Pop quiz: Does anyone know the proper way to install cotter pins? Hint: You won't find any tape on my boat.
 
Oct 26, 2008
6,043
Catalina 320 Barnegat, NJ
Is it just me, or do those four screw heads look really tiny. I can't imagine such small fasteners for a deck-mount chainplate. Hopefully, they are at least fastened to something secure underneath, not just wood screws into the deck.
 
Oct 26, 2008
6,043
Catalina 320 Barnegat, NJ
or maybe, I'm just not seeing that it is just a cover plate with a tang through the deck ...

Well, I think I have read that you want to split the pins at just 10 degrees. That still leaves sharp points to catch toes, but I cover with a plastic tube, where the inside diameter of the tube just fits the length of the pins, split this way. With the tubes snuggly fit over the sharp ends, they never ride up over the tang to expose the pins. Plus, I can check on them periodically without removing tape.
 
Feb 20, 2011
7,990
Island Packet 35 Tucson, AZ/San Carlos, MX
Is it just me, or do those four screw heads look really tiny. I can't imagine such small fasteners for a deck-mount chainplate. Hopefully, they are at least fastened to something secure underneath, not just wood screws into the deck.
I'm betting that's a cover plate, not connected to the chainplate itself.

At least I would hope that's the case.
 
Sep 27, 2014
57
Montgomery 17 driveway
I suspect that those tiny screws hold down an escutcheon plate and the chainplate itself is bolted to a substantial hull member below.
 
Sep 15, 2009
6,243
S2 9.2a Fairhope Al
pull the cotter pin through the hole and turn one leg back over the clevis pin and cut the other leg of the cotter pin off..or turn them both back one on one side of the clevis pin nd the other on the other side so the tails are pointing to the eye of the cotter and trim the excess off the tails
 
Aug 2, 2005
1,155
Pearson 33-2 & Typhoon 18 Seneca Lake
Never did like a Pop Quiz, but here goes my answer.....
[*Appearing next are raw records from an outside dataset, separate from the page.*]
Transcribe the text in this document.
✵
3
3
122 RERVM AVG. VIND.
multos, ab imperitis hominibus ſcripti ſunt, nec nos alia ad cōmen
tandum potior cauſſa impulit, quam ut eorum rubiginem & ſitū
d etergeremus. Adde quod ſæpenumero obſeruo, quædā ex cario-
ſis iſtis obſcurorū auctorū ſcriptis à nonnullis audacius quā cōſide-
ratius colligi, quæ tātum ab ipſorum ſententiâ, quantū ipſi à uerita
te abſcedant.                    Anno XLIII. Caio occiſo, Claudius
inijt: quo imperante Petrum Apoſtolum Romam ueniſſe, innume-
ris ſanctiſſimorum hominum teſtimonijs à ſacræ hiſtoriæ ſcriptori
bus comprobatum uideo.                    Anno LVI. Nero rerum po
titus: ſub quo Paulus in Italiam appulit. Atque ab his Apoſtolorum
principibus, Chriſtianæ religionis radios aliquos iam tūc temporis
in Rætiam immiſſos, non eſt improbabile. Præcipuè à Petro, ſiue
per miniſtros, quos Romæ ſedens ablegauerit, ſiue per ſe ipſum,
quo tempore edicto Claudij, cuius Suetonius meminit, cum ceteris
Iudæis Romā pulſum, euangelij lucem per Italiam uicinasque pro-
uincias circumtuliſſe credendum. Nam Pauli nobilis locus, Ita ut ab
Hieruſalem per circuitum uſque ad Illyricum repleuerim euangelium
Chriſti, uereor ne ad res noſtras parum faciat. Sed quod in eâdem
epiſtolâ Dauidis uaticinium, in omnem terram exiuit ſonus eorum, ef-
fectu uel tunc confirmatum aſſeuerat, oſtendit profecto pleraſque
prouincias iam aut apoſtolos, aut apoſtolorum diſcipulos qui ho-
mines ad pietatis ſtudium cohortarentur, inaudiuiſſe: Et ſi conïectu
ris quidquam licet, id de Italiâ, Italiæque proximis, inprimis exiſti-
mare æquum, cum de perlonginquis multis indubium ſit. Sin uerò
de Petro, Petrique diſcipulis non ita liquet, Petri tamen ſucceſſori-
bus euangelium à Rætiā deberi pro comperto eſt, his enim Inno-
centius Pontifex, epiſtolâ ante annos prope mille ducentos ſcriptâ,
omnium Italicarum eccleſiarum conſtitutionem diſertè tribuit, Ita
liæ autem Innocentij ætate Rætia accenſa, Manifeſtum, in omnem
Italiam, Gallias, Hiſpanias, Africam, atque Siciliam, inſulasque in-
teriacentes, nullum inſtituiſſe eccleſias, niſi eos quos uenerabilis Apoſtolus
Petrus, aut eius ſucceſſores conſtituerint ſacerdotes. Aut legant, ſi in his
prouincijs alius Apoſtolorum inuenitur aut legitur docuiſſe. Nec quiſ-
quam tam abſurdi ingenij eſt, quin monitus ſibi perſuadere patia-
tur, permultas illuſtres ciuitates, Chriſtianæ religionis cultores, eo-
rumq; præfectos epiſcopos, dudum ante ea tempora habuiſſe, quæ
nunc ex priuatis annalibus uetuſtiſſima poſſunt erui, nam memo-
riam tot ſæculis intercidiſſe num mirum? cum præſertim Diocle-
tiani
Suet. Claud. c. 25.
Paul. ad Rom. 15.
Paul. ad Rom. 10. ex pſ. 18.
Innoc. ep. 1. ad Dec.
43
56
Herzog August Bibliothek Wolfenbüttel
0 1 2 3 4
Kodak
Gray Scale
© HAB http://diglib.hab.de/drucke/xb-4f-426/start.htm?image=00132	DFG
Use a cotter pin long enough to allow the legs to be bent out in opposite directions away from the split and up to the "eye" of the cotter pin. I also put the pin into the hole from the outboard side so the cotter pin is facing in and that will somewhat protect lines and toes from contacting the ends of the cotter pins.
 
Nov 22, 2008
3,562
Endeavour 32 Portland, Maine
Use a cotter pin long enough to allow the legs to be bent out in opposite directions away from the split and up to the "eye" of the cotter pin.
turn one leg back over the clevis pin and cut the other leg of the cotter pin off..or turn them both back one on one side of the clevis pin and the other on the other side so the tails are pointing to the eye of the cotter and trim the excess off the tails
Nope. Never bend the pins hard back around the clevis pin. The sharp bend changes the metal making it brittle and also subject to corrosion which can cause the bent sections to break off and let the pin back out. It doesn't happen often but one dismasting is enough for a lifetime.
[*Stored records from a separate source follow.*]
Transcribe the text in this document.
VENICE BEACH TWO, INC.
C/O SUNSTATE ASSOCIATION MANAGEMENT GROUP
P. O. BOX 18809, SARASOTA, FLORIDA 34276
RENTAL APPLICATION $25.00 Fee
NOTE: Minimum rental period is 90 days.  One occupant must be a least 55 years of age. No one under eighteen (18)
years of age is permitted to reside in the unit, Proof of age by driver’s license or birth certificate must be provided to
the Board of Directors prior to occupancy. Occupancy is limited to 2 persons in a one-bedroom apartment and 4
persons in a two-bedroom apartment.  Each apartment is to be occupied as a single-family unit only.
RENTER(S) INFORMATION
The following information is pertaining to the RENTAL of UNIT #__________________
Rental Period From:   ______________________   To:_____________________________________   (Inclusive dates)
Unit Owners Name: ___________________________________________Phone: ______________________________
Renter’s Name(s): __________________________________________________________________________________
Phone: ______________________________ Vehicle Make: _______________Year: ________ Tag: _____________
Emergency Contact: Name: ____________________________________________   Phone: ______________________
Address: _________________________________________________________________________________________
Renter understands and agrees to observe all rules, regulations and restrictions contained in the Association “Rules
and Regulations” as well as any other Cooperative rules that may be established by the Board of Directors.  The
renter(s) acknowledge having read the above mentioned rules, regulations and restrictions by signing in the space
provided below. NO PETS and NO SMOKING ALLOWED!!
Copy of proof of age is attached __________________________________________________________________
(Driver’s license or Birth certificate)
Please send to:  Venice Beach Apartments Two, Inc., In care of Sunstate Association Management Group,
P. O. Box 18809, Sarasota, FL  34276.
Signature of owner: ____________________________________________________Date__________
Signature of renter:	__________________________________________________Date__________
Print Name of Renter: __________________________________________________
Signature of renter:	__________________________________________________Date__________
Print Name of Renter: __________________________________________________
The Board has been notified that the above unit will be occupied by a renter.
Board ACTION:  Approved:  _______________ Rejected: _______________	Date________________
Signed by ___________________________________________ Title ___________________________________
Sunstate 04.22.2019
Cut the cotter pins to about 1 1/2 times the diameter of the pin (from under the head loop) and file them smooth. Then bend each leg 30 degrees. The ends will then be inside the edge of most fittings and I've never had a snag or torn toe. There may be some situations where you need tape for chafe protection but tape, in addition to being unsightly, holds moisture and promotes crevice corrosion. Use it only if necessary.